Archaeologists resumed their efforts to excavate the ancient city of Tieion located in northern Turkey's Zonguldak province, Anadolu Agency (AA) reported Thursday.
The excavations will be headed by Dr. Şahin Yıldırım of Bartın University's Archeology Department under the supervision of the Ministry of Culture and Tourism.
"We discovered a castle ruin, which we believe to be used by the Genoese in the 10th or 11th century," Yıldırım said in an interview with AA.
"It [the castle] is burned down and in ruins. We believe this is because the castle was captured by Seljuks, or in a sense Turks, when they first arrived in the Black Sea region."
According to Yıldırım, researchers managed to discover a structure, which was converted in to a small mosque in the post-Byzantine period, along with a seal belonging to a Seljuk Emir, shedding light on details about how Turks converted to Islam.
Archeologists managed to dig up relics from the Persian, Roman and Hellenic periods and decided that the ancient city was established by Greek colonists in 6th century B.C. as their findings indicated the earliest settlements were by Hellenistic colonists.

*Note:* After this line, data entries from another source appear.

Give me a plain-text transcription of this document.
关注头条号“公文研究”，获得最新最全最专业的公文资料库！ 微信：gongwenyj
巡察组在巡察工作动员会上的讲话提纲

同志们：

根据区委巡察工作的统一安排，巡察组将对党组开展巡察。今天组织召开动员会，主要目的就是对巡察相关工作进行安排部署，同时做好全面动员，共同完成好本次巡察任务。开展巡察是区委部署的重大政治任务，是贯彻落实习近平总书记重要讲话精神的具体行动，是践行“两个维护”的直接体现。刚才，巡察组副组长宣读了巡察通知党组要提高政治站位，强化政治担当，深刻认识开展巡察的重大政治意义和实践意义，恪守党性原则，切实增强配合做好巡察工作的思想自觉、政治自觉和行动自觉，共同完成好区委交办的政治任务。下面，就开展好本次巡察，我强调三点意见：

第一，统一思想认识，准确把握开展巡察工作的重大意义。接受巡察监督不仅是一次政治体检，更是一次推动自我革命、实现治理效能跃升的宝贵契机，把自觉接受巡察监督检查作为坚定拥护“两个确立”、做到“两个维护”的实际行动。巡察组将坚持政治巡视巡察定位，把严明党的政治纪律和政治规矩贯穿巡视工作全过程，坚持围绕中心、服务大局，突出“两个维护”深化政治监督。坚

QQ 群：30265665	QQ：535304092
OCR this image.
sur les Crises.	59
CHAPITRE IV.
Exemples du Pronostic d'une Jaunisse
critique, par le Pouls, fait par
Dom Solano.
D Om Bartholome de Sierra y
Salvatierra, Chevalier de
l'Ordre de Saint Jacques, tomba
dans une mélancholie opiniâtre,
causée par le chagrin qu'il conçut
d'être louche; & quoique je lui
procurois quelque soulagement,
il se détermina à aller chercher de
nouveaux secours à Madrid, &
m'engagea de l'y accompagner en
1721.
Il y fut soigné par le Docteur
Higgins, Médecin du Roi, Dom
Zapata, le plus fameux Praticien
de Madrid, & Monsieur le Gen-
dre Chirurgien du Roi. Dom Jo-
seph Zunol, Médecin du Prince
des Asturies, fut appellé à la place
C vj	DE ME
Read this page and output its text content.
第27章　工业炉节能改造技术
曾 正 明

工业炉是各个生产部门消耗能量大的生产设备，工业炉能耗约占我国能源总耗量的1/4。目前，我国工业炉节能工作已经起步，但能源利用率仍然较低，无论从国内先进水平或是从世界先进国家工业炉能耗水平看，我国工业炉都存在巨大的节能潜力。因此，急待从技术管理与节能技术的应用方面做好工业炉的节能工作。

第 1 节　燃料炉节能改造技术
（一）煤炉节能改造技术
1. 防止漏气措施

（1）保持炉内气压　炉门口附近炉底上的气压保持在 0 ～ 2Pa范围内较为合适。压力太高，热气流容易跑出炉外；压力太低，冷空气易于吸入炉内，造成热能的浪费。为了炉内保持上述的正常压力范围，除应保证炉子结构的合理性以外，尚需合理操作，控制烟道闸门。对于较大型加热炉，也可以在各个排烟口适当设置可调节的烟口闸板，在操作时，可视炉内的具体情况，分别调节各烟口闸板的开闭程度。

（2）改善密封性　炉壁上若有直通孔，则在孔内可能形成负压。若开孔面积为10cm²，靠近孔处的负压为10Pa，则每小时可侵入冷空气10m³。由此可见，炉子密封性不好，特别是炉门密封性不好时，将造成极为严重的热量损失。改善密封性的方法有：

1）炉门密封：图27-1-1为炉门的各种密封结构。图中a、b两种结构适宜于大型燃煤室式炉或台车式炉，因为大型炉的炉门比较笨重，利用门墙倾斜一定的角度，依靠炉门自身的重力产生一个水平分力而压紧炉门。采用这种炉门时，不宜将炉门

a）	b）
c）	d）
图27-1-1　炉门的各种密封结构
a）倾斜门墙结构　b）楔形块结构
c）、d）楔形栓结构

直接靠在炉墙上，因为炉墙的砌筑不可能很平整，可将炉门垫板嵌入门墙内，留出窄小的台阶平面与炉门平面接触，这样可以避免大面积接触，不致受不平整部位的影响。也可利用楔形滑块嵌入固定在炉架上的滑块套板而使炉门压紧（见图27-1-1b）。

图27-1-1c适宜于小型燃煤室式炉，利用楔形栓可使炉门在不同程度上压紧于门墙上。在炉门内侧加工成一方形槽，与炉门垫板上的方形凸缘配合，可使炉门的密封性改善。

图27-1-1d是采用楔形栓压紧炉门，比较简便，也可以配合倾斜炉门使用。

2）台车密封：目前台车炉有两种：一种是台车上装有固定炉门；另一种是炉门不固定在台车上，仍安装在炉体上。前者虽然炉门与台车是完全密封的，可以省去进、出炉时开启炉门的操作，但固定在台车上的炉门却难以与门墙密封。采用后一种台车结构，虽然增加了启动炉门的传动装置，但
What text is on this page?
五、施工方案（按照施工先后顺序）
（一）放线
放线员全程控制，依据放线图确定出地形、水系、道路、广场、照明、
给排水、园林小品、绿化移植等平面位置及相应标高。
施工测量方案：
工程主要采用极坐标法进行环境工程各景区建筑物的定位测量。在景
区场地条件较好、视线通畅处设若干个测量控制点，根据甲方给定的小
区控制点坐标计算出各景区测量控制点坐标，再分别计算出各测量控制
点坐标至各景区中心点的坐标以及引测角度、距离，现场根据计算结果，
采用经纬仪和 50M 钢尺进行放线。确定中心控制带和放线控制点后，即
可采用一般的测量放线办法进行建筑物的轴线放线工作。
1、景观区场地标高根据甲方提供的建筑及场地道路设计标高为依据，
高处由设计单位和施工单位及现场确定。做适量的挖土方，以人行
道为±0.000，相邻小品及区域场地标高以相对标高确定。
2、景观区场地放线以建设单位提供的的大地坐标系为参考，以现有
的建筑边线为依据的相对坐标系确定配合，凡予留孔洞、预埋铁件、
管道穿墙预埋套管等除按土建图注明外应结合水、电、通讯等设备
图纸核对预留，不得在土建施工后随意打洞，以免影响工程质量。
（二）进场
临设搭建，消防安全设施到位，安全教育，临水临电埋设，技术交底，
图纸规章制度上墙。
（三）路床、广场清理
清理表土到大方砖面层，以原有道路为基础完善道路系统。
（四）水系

The ancient city was founded by the Miletus colony lead by a priest called "Tios" and was overshadowed by Herakleia Pontika and Amastris throughout history. When the city was sieged and pillaged by Romans, it was rebuilt as a fishing and trade town under Roman rule.
The first excavation in the ancient city took place in 2006 and the latest excavation is expected to take two months.